Par Rédaction | Sport
Victor Wembanyama a brillé… mais pas comme il l’aurait voulu. Malgré une performance défensive impressionnante, le Français a quitté le parquet frustré après la défaite de San Antonio face à Minnesota lors du Game 1.
Le duel entre les Timberwolves et les Spurs a démarré sur un scénario inattendu. Favoris avant la rencontre, les Texans ont pourtant chuté 104-102, malgré un match complet de Victor Wembanyama. Le Français a signé un triple-double atypique, porté par une défense dominante, mais insuffisant pour sécuriser une victoire importante d’entrée de série.
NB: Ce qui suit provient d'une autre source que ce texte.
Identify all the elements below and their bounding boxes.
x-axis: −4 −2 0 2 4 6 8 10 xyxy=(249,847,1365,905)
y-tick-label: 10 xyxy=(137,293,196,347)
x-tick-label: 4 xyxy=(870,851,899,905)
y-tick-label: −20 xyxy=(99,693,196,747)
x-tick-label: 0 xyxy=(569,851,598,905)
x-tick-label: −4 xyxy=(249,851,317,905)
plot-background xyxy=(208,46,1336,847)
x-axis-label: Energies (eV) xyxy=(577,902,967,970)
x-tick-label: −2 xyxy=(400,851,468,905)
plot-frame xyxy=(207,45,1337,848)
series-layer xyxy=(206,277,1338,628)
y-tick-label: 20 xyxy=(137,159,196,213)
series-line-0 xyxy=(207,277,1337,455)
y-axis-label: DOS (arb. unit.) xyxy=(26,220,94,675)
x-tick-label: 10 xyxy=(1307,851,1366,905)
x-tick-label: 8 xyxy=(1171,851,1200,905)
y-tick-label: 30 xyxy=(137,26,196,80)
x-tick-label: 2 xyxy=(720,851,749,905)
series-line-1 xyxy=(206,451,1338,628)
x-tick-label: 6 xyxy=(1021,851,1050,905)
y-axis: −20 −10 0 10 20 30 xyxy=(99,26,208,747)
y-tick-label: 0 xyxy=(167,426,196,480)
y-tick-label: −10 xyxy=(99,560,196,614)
Avec 12 contres et 15 rebonds, Wembanyama a régné dans la raquette, mais son impact offensif est resté limité. Ses 11 points à 5 sur 17 au tir traduisent une difficulté à exister des deux côtés du terrain. San Antonio a ainsi manqué d’équilibre, notamment face à une défense bien organisée qui a su perturber les options principales de l’équipe.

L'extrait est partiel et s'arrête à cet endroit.